If further evidence of this were needed, look to the US website Violation Tracker, which records an almost unbelievable $800bn of penalties paid by US corporations since 2000. Nearly half comes from the financial services sector, with pharmaceuticals accounting for almost another $100bn. The site identifies 268 different penalties levied on Bank of America, a banking conglomerate, and 91 imposed on Pfizer over a 22-year period. The frequency of these offences demonstrates that these companies regard regulatory violations as a cost of doing business rather than a matter for shame or cause of reputational damage.

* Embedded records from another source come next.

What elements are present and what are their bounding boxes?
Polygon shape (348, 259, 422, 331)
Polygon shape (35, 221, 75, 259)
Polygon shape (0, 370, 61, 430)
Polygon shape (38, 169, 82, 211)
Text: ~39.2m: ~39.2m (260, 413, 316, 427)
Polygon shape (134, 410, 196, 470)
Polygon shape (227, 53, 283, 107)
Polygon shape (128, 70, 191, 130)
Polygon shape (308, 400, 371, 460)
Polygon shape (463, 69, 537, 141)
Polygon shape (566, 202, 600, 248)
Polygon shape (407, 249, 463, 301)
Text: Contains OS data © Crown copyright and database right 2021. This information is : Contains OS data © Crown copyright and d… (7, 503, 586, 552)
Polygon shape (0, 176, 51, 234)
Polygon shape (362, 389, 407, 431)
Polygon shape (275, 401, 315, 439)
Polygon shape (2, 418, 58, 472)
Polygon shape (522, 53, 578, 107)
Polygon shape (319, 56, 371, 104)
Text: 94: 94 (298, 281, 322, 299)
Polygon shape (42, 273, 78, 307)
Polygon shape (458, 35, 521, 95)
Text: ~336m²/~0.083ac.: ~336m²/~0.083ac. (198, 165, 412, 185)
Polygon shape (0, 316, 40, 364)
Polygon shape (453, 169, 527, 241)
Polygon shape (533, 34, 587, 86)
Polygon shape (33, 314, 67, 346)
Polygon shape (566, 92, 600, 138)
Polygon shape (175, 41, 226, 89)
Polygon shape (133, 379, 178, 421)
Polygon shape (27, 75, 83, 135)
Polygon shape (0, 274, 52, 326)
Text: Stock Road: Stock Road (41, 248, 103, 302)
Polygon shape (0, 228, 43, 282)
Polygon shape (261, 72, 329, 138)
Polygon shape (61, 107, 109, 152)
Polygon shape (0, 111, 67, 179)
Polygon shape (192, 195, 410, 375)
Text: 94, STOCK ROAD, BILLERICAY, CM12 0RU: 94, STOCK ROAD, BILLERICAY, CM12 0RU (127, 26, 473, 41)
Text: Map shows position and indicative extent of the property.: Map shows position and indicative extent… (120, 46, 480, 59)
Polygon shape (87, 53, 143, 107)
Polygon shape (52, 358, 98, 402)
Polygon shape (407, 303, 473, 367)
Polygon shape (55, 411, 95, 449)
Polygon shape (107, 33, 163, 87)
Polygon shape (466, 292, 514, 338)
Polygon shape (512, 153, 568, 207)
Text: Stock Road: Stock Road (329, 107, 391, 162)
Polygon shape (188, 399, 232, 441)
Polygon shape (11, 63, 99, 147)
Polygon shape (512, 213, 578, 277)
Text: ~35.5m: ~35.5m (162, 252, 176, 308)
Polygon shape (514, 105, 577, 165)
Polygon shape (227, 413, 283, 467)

Britain and the EU have much lower fines and less propensity to litigate against large companies. Still, the newly established Violation Tracker site for the UK records that Barclays has incurred 23 penalties since 2010 and was fined more than £10m by the FCA (or its predecessor, the Financial Services Authority) in 2012 and again in 2014, 2015, 2020 and 2022. The observation that the very largest fines imposed by the European Commission have been levied on American companies may reflect lower standards of behaviour by US businesses. Or, in a mirror image of the FAA’s anxiety to support Boeing, European regulators may be less vigilant in casting the beams from their own eyes than in detecting the mote in the eye of their neighbour. BaFin’s approach to Wirecard may be only an extreme case of the misuse of regulation to promote the competitiveness of local industry.
Jed Rakoff, attorney and then judge in the Southern District of New York, the world’s principal forum for both the commission and prosecution of financial crime, has described the process of perfunctory regulatory compliance which leads to the outcomes registered by Violation Tracker. He identifies the shift that has occurred from the charging of individuals to the—generally deferred—prosecution of corporations. The general counsel of the business acknowledges the concern of the regulator or prosecutor. A bargain is made in which the company agrees, usually without admitting fault or liability, to implement a compliance programme and to disgorge a financial penalty. The deferred prosecution deal puts any further action on hold, and no further action occurs. Until the next time.
As Rakoff argues, what is needed is a different strategy, one that holds individuals rather than corporations to account and emphasises organisational culture rather than an adherence to rules. Corporations cannot go to jail and executives may not care if the business that employs them has to write large cheques. But people can go to jail and, especially the kind of people likely to be working in these heavily regulated industries, are very concerned about the state of their personal bank accounts.
Hillary Clinton told Goldman Sachs (which reportedly paid her $225,000 for the speech; the revolving door accommodates politicians as well as technicians) that “the people that know the industry better than anybody are the people who work in the industry.” Whatever we think about the circumstances in which that observation was made, its truth is undeniable. And that is why “the people who work in the industry” should be accountable for the industry’s conduct. But “the people who work in the industry” should not be scoping its regulation.